I didn’t want to say all this. I’m heading to Dhaka on the night bus, sitting at the ticket counter now, the bus leaves at midnight. Suddenly a ghost is pressing its head into mine. That movie, “A Moment to Remember,” has possessed me, gnawing at my insides.
Suddenly I thought: I’ll wait here at this bus counter for hours and hours for someone who doesn’t exist. No one will come, but still I’ll wait.
This winter I’ve been sitting at the counter from half past five in the evening. Bone’s house is just ten minutes away from here. And yet I sit here.
You know betel leaf is something I’m terribly fond of? You don’t. Now you do.
There’s so much else you don’t know about me.
I often go out in the evening and walk alone, chew betel, drink tea, sit for hours at the small tea stall with the rickshaw driver.
You don’t know that I have absolutely no desire to talk? If I had my way, I could spend my entire life without uttering a single word. I don’t pick up calls from most people, don’t call anyone, because I dread having to say too much. I haven’t spoken to my mother in two months. She talks too much, you see. I don’t call her either.

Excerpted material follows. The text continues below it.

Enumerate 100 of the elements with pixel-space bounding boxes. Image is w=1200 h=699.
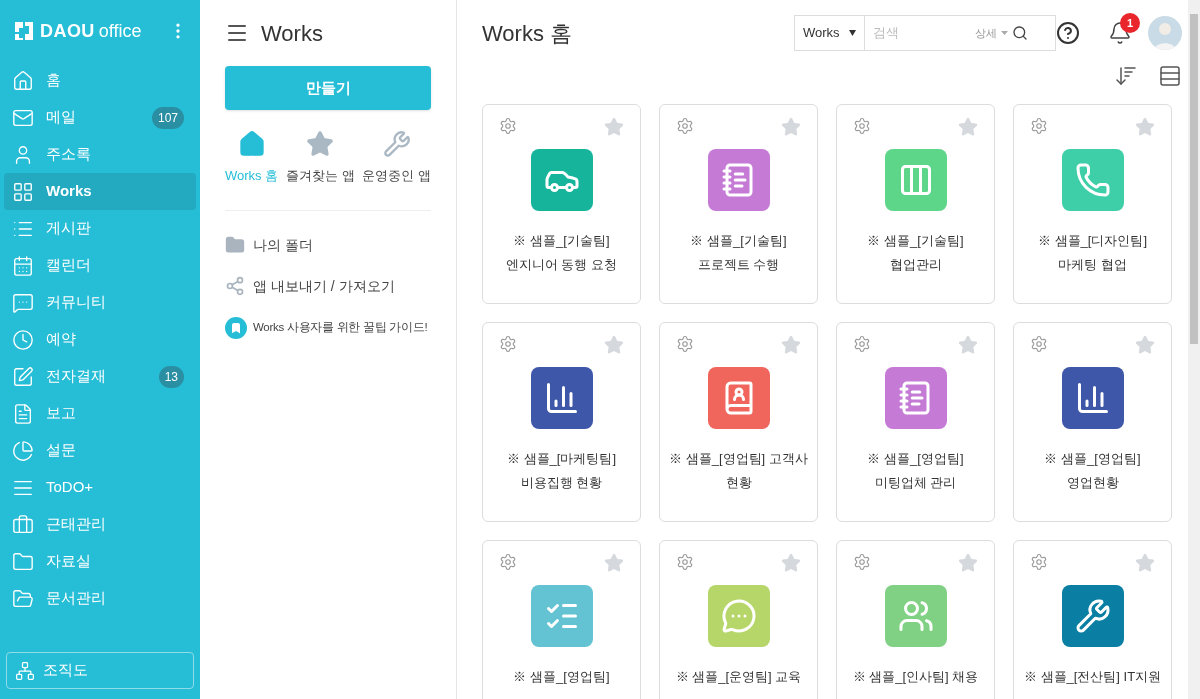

You don’t know I’ve refused to eat fish and meat since I was very small because it means killing. I stopped believing in God from class three. I’m not a householder by nature at all.

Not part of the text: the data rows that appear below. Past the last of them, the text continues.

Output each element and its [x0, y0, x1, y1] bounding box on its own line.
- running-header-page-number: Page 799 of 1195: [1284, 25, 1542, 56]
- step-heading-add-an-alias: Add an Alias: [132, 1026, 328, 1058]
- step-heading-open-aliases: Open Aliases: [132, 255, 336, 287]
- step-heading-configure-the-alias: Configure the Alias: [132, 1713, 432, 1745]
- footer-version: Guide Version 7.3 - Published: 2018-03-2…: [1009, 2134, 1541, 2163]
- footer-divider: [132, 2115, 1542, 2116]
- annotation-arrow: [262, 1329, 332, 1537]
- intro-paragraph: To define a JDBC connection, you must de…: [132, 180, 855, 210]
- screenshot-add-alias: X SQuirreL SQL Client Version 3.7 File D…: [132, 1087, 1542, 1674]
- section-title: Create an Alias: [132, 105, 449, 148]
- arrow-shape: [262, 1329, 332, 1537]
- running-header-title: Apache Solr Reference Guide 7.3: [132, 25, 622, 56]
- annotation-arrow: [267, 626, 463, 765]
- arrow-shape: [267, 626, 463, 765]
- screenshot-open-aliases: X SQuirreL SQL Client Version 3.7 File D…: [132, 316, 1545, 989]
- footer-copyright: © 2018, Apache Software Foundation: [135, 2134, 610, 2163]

You don’t know I have a terrible aversion to technology. I have nothing but Facebook and WhatsApp. One reason only—they require less technical skill. I tried so hard to learn to type Bengali on a laptop. It was impossibly difficult.
I even enrolled in a computer course in Mirpur, paid two and a half thousand taka, but didn’t go more than a week. All that Word, Excel… that rubbish doesn’t pull at me.
Strange, isn’t it? People think I’m quite smart. You don’t know I don’t even remember my own Facebook password.
I won’t buy a new phone because I’d have to learn new things on it. I’m stuck with this dying one.
Only a few things in this world truly pull at me. Literature. Writing. Poetry. Philosophy. Psychology.
I’m slipping away… I’m losing everything… you’re losing everything… I can’t bear to look at you, at myself—it hurts so much!